Consciousness Assessment
Miller's Crossing is a fastidiously constructed neo-noir gangster film that inhabits the aesthetic and moral universe of 1920s crime fiction with scholarly precision. The Coen Brothers have crafted a period piece that concerns itself with traditional masculine codes of honor, loyalty, and betrayal within a world of bootleggers and political corruption. The film's preoccupations are entirely those of the genre it inhabits, with no detectable interest in contemporary social consciousness or progressive sensibilities.
The narrative centers on male characters navigating spheres of power and allegiance. Marcia Gay Harden's Verna exists primarily as an object of desire around whom the central conflict pivots, rather than as an agent with her own arc. The film makes no apparent effort to complicate gender dynamics or interrogate the patriarchal structures it depicts. Violence is rendered as a stylistic element of the criminal underworld rather than as something to be interrogated through a lens of social awareness. The 1990 release date is incidental; the film looks backward with considerable affection toward a specific literary and cinematic tradition.
What emerges is a work of formal mastery in service of a retro vision. There is no representation consciousness, no progressive agenda, no acknowledgment of the social categories that contemporary cultural criticism has made central to artistic evaluation. This is not a flaw, precisely, but rather a reflection of the film's deliberate aesthetic choices. Miller's Crossing occupies a space outside the frameworks we have been asked to assess.
Analysis generated by our Consciousness Algorithm
Critic Reviews
“Cold and cut to the bone, the film is a primer in screen virtuosity.
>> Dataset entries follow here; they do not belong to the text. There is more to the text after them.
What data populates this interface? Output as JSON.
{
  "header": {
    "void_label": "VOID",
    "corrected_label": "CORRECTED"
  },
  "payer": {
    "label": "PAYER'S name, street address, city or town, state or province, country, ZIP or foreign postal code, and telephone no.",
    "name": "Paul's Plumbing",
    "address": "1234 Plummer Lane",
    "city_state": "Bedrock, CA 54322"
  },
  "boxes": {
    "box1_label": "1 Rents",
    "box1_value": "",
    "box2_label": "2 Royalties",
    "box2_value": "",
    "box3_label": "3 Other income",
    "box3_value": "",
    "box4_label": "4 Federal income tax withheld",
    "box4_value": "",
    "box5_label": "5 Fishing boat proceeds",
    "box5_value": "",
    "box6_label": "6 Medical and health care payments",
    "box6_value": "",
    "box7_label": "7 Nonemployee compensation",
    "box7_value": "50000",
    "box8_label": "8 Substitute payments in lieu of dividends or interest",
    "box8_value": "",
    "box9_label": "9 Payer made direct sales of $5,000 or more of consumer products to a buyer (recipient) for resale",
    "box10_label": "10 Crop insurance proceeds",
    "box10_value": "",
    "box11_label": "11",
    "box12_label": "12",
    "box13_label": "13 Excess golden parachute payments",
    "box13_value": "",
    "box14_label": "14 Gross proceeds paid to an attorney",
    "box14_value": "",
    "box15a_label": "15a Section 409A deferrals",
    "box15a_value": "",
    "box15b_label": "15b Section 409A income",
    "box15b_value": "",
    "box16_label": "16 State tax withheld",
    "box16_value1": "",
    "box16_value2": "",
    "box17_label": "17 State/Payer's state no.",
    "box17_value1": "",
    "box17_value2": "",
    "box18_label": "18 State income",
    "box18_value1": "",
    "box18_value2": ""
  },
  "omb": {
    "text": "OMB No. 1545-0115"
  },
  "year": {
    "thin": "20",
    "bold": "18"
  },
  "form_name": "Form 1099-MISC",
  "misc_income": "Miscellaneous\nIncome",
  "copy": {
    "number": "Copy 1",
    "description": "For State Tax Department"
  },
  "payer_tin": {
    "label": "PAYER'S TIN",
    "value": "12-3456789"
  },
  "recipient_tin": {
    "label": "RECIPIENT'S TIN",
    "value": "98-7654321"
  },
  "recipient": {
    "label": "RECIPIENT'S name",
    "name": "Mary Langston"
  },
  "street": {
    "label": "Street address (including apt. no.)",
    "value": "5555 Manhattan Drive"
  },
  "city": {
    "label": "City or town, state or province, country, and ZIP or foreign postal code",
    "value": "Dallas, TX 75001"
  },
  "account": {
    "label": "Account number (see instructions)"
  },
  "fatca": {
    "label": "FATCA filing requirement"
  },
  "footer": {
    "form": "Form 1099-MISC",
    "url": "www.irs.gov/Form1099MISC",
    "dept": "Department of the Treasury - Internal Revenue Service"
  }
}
Standard action film clichés, like a face getting hit with a chair, get turned inside out; both film and actors somehow manage to seem realistic and stylized at the same time. [21 Sept 1990, Life, p.6D]”
“A masterpiece, but of a unique kind... A gorgeously filmed, supremely well-acted, intricately written film noir about now.”
“Substance is here in spades, along with the twisted, brilliantly controlled style on which filmmakers Joel and Ethan Coen made a name.”
“A lifeless, tedious picture... A complete dud. [29 Oct 1990, p.26]”
Consciousness Markers
The cast is predominantly white and male, reflecting the genre conventions of 1920s gangster fiction. No effort is made toward diverse representation.
There are no LGBTQ+ themes, characters, or representation in the film.
Female characters serve functional roles within a male-centered narrative. Verna is primarily an object of desire rather than an autonomous agent with her own arc or agency.
The film contains no racial consciousness, commentary, or interrogation of racial dynamics. Race is not addressed.
Climate themes are entirely absent from this 1929-set gangster film.
While the film depicts organized crime and corruption, it does not present anti-capitalist critique or consciousness. Crime is treated as a genre element rather than as systemic critique.
The film contains no body positivity messaging or themes.
There is no representation or engagement with neurodivergence in the film.
The film operates within established genre conventions of 1920s crime fiction rather than revising historical narrative or presenting alternative historical perspectives.
The film is stylistically mannered and self-conscious about its genre conventions, with carefully crafted dialogue and formal precision that occasionally borders on theatrical affectation, though this is more aesthetic than preachy.